Neil Craig December 12, 2006 at 9:38 am

I would sack NASA because it is a waste of $16 billion but would put that money into funding X-Prizes for space & high technolohy firsts.

I think many libertarian inclinded people would agree that exploration is something in which the government can legitimately be interested.

Without Columbus no doubt some entrepreneur would have discovered America, but later. Without Lewis & Clark it is probable that Seattle would be in Canada or Russia.

Marenics János December 12, 2006 at 12:02 pm

No libertarian agrees the goverment should be in any exploration.

Sione December 12, 2006 at 12:26 pm

Neil

Columbus did not land on the North American continent so it’s hard to see how it can be said he discovered it. Anyway “America” was discovered long before Columbus. And if certain dishonest Eurocentric prejudices are put aside for a moment it becomes apparant America had been long since “discovered”. There were already people there.

In the absence of Columbus there would have been a lot less suffering in the “New World.” There would have been less torture (floggings and slavery), less death for these are things he did indeed organise when he was present in the “New World”. It could be concluded that govt action led to disaster in this case.

Is there a function for government in exploration? To answer that it must be considered where the government obtains the resources it consumes. If government is to involve itself in space exploration it needs to sequester the property of others. The common and usual method is by coercive confiscation or tax. In other words a theft is to be committed. The questions then are: Is theft a legitimate function of government? Is theft a legitimate function for anyone?

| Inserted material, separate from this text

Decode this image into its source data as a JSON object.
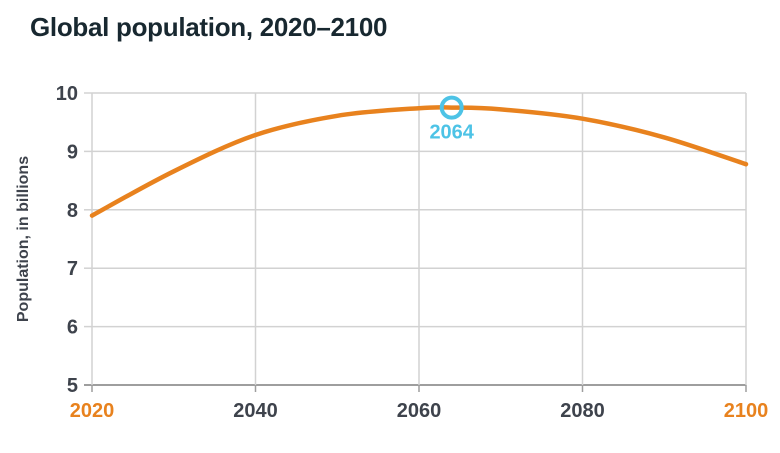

Moving on. When regarding government activities it is often forgotten that there are alternative actions that the consumed resources could have be used for. The opportunity costs are immense. Who should legitimately make the decision abomut what to opportunities forgo and what to do with one’s property and time?

What do you reckon?

Sione

TokyoTom December 13, 2006 at 12:44 am

Mark, sounds like you are now talking about private space exploration generally and not about asteroid defense. In any case, I agree that there may be private interests will to pay for such activities.

But your suggestion of using taxes as an incentive smacks of corporate statism and moral ambivalence. (We should always move towards Freedom, and never towards the State, and this hardly admits of compromise!)

M E Hoffer December 13, 2006 at 1:37 am

TT,

The rectitude of ‘writing off’ an ill-founded venture. against monies otherwise earned, is no more a ‘tax incentive’ than it is the reasonable course of business.

Your continual seduction toward the State is rather obvious.

As I said, above, leave the Market alone, it is, quite, Big enough to take care of Itself.

TokyoTom December 13, 2006 at 8:57 am

Mark, can`t you tell when your leg is being pulled?